Alaska Airlines has no official policy regarding the frequent flyer miles collected by an individual who has now passed away. However, they will transfer any frequent flyer miles collected to a spouse or other loved one at no cost. All that is required is that they see a death certificate. Alaska Airlines refers to this as its Memorial Miles program.
American Airlines’ policy clearly states that any frequent flyer miles collected by an individual cannot be transferred to someone else after the individual has passed away. However, their policy also states that points and/or mileage can be transferred to authorized individuals at the discretion of the airline. There may be a fee associated with this, however. The airline requires a copy of the death certificate and an affidavit, which includes the account number of the deceased and the account number to which the miles will be transferred. At this point, the miles can be divided up into more than one account.
Delta Air Lines
Delta Air Lines’ policy also states that frequent flyer miles collected by an individual cannot be transferred to someone else after an individual has passed away. Their position is that any miles accrued are not the property of any one individual and Delta sticks to this policy.
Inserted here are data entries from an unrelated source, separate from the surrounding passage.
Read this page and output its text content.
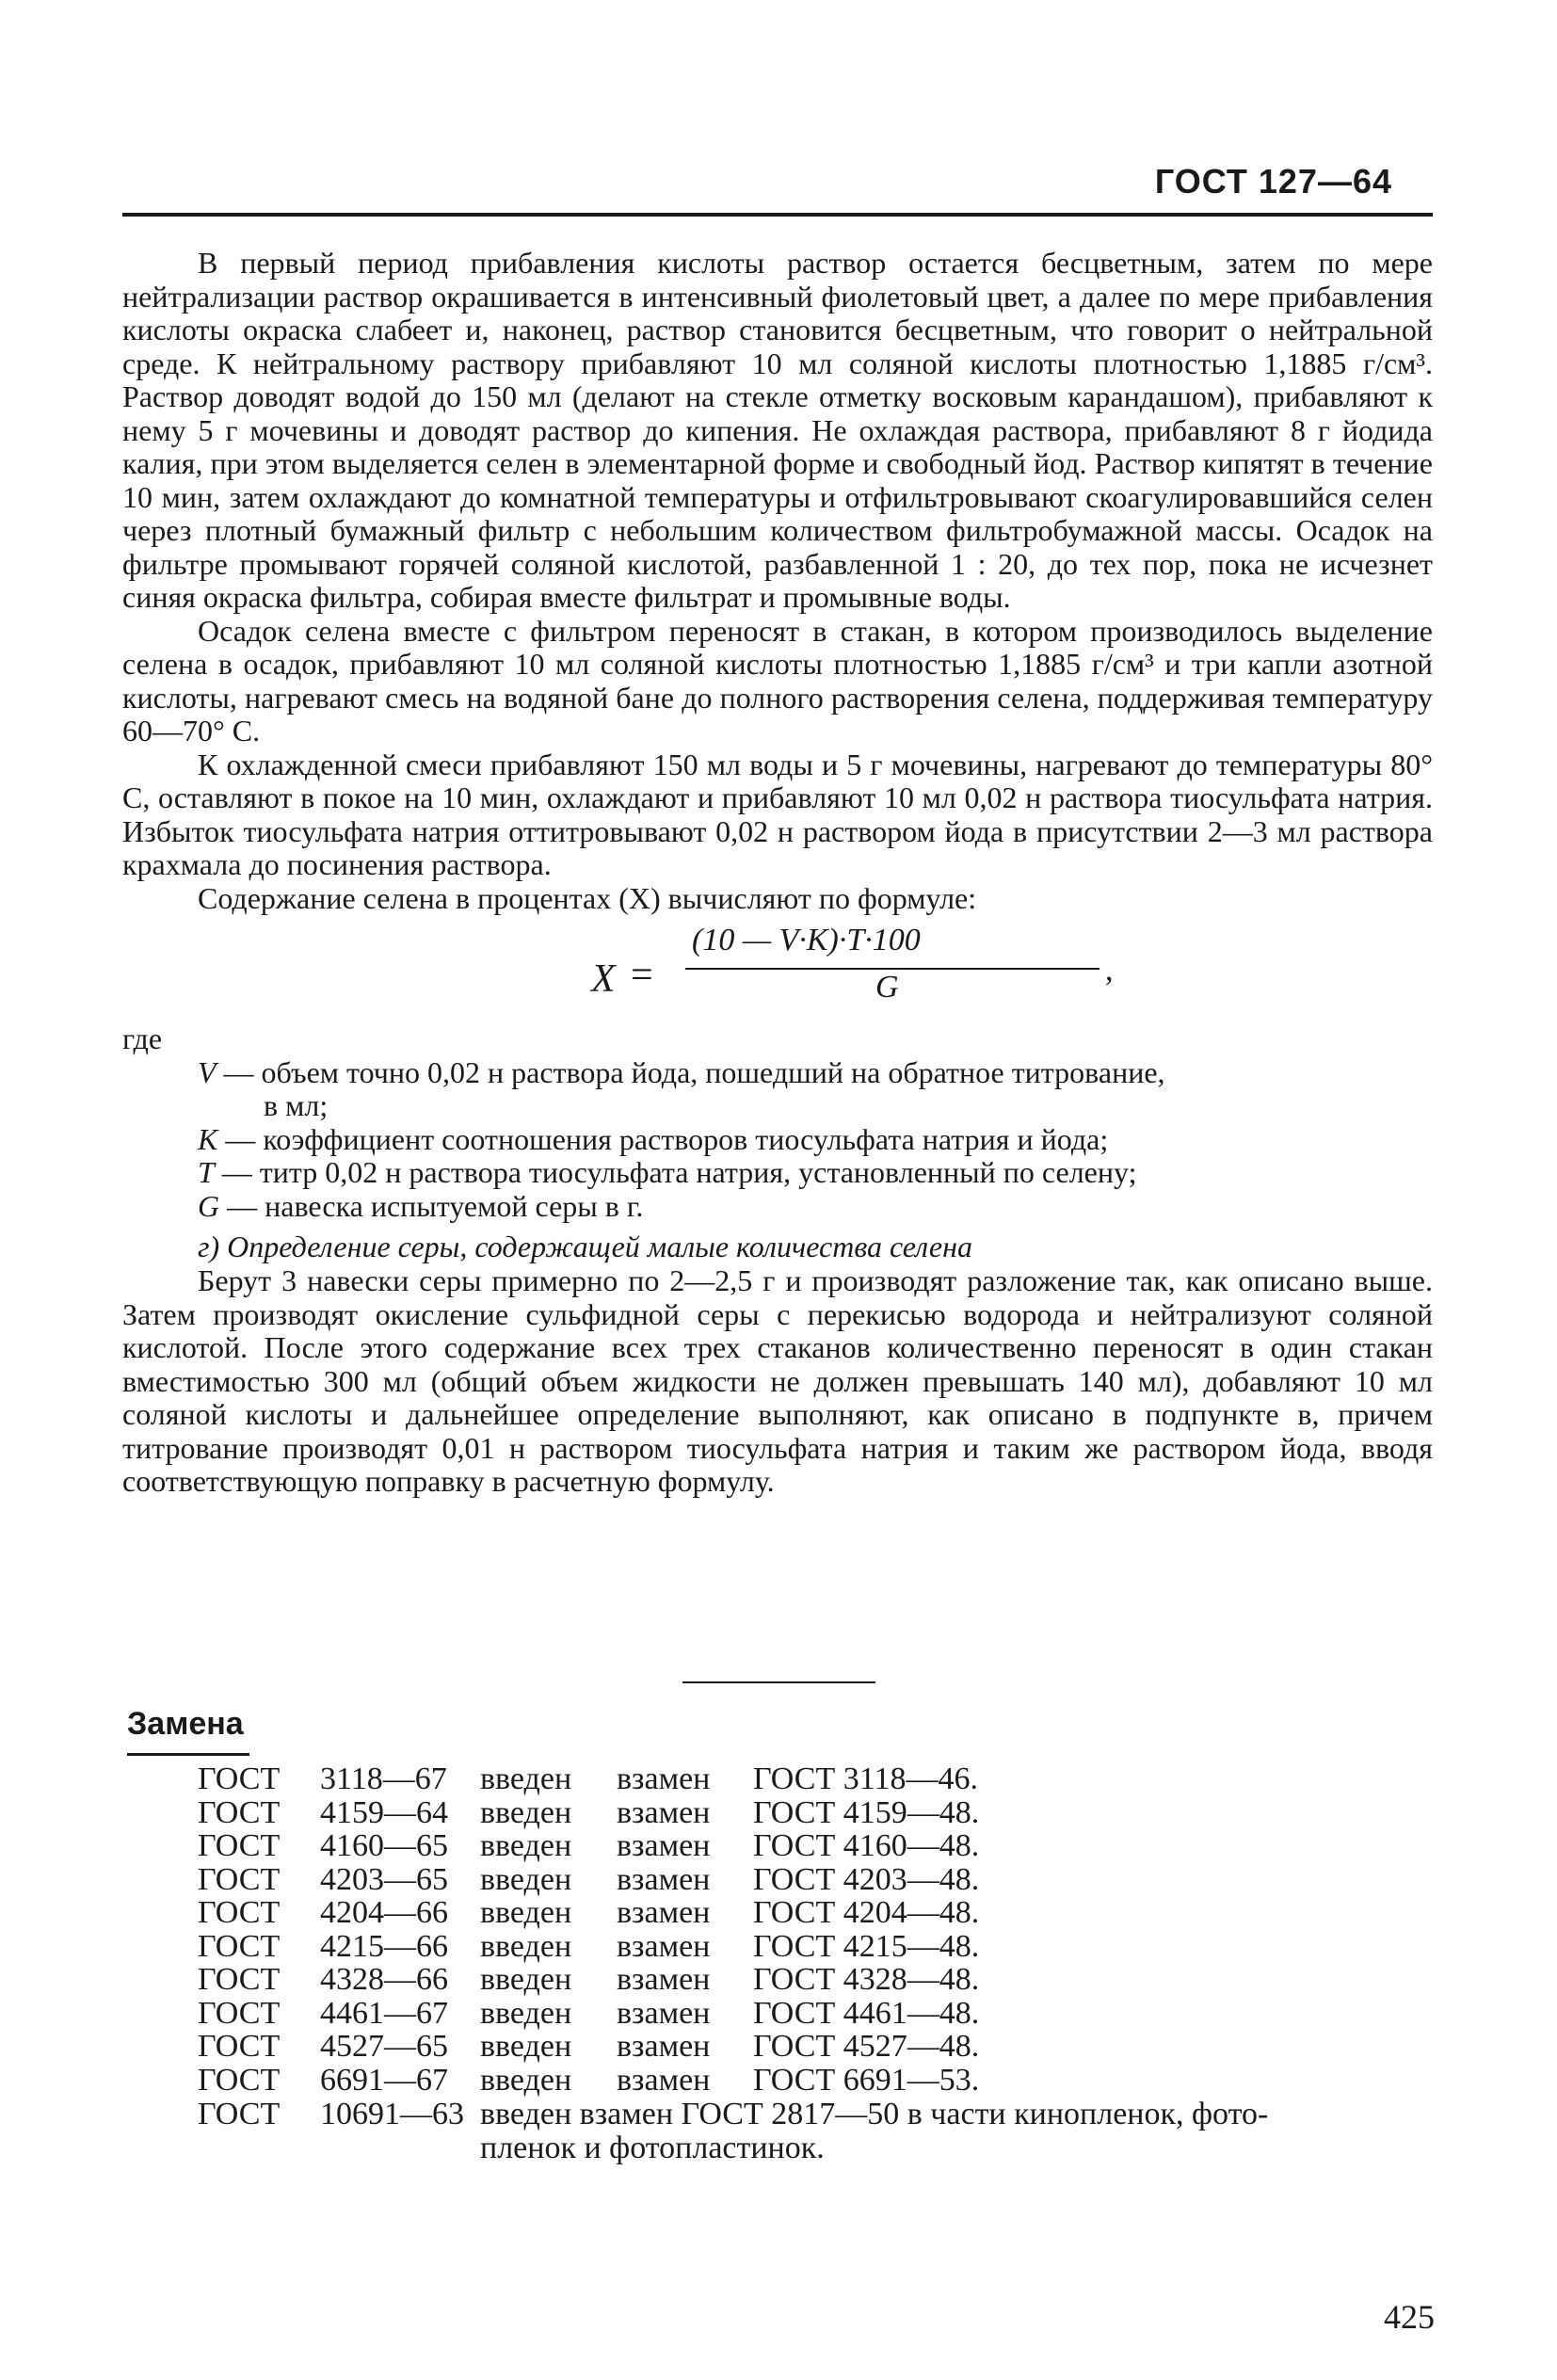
ГОСТ 127—64

В первый период прибавления кислоты раствор остается бесцветным, затем по мере нейтрализации раствор окрашивается в интенсивный фиолетовый цвет, а далее по мере прибавления кислоты окраска слабеет и, наконец, раствор становится бесцветным, что говорит о нейтральной среде. К нейтральному раствору прибавляют 10 мл соляной кислоты плотностью 1,1885 г/см³. Раствор доводят водой до 150 мл (делают на стекле отметку восковым карандашом), прибавляют к нему 5 г мочевины и доводят раствор до кипения. Не охлаждая раствора, прибавляют 8 г йодида калия, при этом выделяется селен в элементарной форме и свободный йод. Раствор кипятят в течение 10 мин, затем охлаждают до комнатной температуры и отфильтровывают скоагулировавшийся селен через плотный бумажный фильтр с небольшим количеством фильтробумажной массы. Осадок на фильтре промывают горячей соляной кислотой, разбавленной 1 : 20, до тех пор, пока не исчезнет синяя окраска фильтра, собирая вместе фильтрат и промывные воды.

Осадок селена вместе с фильтром переносят в стакан, в котором производилось выделение селена в осадок, прибавляют 10 мл соляной кислоты плотностью 1,1885 г/см³ и три капли азотной кислоты, нагревают смесь на водяной бане до полного растворения селена, поддерживая температуру 60—70° С.

К охлажденной смеси прибавляют 150 мл воды и 5 г мочевины, нагревают до температуры 80° С, оставляют в покое на 10 мин, охлаждают и прибавляют 10 мл 0,02 н раствора тиосульфата натрия. Избыток тиосульфата натрия оттитровывают 0,02 н раствором йода в присутствии 2—3 мл раствора крахмала до посинения раствора.

Содержание селена в процентах (X) вычисляют по формуле:

X =
(10 — V·K)·T·100
G	,

где

V — объем точно 0,02 н раствора йода, пошедший на обратное титрование,

в мл;

K — коэффициент соотношения растворов тиосульфата натрия и йода;

T — титр 0,02 н раствора тиосульфата натрия, установленный по селену;

G — навеска испытуемой серы в г.

г) Определение серы, содержащей малые количества селена

Берут 3 навески серы примерно по 2—2,5 г и производят разложение так, как описано выше. Затем производят окисление сульфидной серы с перекисью водорода и нейтрализуют соляной кислотой. После этого содержание всех трех стаканов количественно переносят в один стакан вместимостью 300 мл (общий объем жидкости не должен превышать 140 мл), добавляют 10 мл соляной кислоты и дальнейшее определение выполняют, как описано в подпункте в, причем титрование производят 0,01 н раствором тиосульфата натрия и таким же раствором йода, вводя соответствующую поправку в расчетную формулу.

Замена
ГОСТ	3118—67	введен	взамен	ГОСТ 3118—46.
ГОСТ	4159—64	введен	взамен	ГОСТ 4159—48.
ГОСТ	4160—65	введен	взамен	ГОСТ 4160—48.
ГОСТ	4203—65	введен	взамен	ГОСТ 4203—48.
ГОСТ	4204—66	введен	взамен	ГОСТ 4204—48.
ГОСТ	4215—66	введен	взамен	ГОСТ 4215—48.
ГОСТ	4328—66	введен	взамен	ГОСТ 4328—48.
ГОСТ	4461—67	введен	взамен	ГОСТ 4461—48.
ГОСТ	4527—65	введен	взамен	ГОСТ 4527—48.
ГОСТ	6691—67	введен	взамен	ГОСТ 6691—53.
ГОСТ	10691—63 введен взамен ГОСТ 2817—50 в части кинопленок, фото-
пленок и фотопластинок.
425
JetBlue will not transfer points and/or mileage; however, their Family Pooling feature makes it easy for loved ones to inherit the accumulated points. By turning the family-pooling feature on, the points remain available to the family for their use following the passing of the loved one.
Southwest Airlines’ policy again states that any frequent flyer miles collected by an individual cannot be transferred to someone else after the individual has passed away. The member’s account becomes inactive 24 months after the last earning date and the points will no longer be available for use. However, if you call an agent, he or she may tell you that if you send them a copy of the death certificate that the points can be transferred to the beneficiary. This is done at no cost.
United Airlines’ policy indicates that transferring any frequent flyer miles accumulated by an individual is not possible after the individual has passed away. However, their policy also states that points and/or mileage can be transferred to authorized individuals at the discretion of the airline. In addition, any mileage accrued can be transferred to another United Airlines Mileage Plus account using United’s Transfer Miles program.
All airline agents quietly indicate that if the airline is not notified of the death of your loved one and you know his or her username and password, then the miles and/or points are available for your use. Therefore, it would seem that the best way to ensure that your loved ones have access to any accumulated frequent flyer miles after you pass away is to provide them with your account and login information. Do not always take the airline’s policy at face value; give the company a call to find out just what the airline is willing to do. Most are sympathetic, and have policies, whether explicitly stated or not, regarding methods to transfer any accumulated points to the family.